Say WHAT?  SMOKING... in the Bible?

  • What did the Buddhist tell the hot dog vendor?  /  “Make me one with everything.”

  • What do you get when you cross a dyslexic, an insomniac, and an agnostic?

    • Someone who lays awake at night wondering if there’s a dog.

  • What do you call a fake noodle? / An impasta.

  • A horse walks into a bar. / The bartender says, “Why the long face?”

  • A sandwich walks into a bar. / The bartender says, “Sorry, we don’t serve food here.”

  • A mushroom walks into a bar. The bartender says, “Sorry, we don’t serve your kind here.”

    • The mushroom leaves saying, “You’re missing out on a good time - I’m a really fungi.”

  • What happened when some lettuce, a faucet, and a tomato ran a race together?

    • The lettuce was ahead, the faucet was running, and the tomato was trying to ketchup.

  • Why won’t skeletons fight each other? / They just don’t have the guts.
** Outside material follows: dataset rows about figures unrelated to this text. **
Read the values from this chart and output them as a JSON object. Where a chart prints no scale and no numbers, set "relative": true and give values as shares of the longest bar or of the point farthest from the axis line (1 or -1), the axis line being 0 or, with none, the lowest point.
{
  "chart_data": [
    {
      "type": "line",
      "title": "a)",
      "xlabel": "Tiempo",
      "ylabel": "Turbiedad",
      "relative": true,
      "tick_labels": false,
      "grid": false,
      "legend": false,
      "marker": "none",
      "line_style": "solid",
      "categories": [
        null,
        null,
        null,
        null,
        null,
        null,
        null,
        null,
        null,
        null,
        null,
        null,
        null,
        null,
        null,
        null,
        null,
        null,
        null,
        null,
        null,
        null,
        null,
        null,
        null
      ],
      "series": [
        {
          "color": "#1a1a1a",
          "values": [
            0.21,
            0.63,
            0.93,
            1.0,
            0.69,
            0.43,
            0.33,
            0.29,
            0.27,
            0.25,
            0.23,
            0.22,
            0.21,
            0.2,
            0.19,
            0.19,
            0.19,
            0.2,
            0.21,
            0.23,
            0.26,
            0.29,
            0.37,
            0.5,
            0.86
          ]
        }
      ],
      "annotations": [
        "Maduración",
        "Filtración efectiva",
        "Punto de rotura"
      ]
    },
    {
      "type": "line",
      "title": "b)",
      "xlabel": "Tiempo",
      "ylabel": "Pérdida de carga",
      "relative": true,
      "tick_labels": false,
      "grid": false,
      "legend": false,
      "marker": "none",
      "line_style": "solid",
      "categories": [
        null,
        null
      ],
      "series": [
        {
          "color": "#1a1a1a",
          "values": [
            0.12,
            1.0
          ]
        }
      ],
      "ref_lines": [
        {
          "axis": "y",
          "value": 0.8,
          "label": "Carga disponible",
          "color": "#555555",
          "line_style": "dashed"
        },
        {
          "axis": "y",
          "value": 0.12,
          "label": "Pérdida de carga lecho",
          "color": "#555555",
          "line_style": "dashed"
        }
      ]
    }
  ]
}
TRUE STORY?   A couple, both sixty years of age, had been married for 30 years. An angel of the Lord appeared to them, congratulated them for their many years of marriage, then told them that he'd like to give each of them their heart's desire. The wife spoke first, saying that she had always wanted to TRAVEL.  The angel flashed his mighty sword and presented her with tickets to a cruise around the world. The husband pulled the angel aside and said, “I’ve always wanted to be married to someone 30 years younger." The angel flashed his mighty sword and declared, "Sir, you are now 90 YEARS OLD!"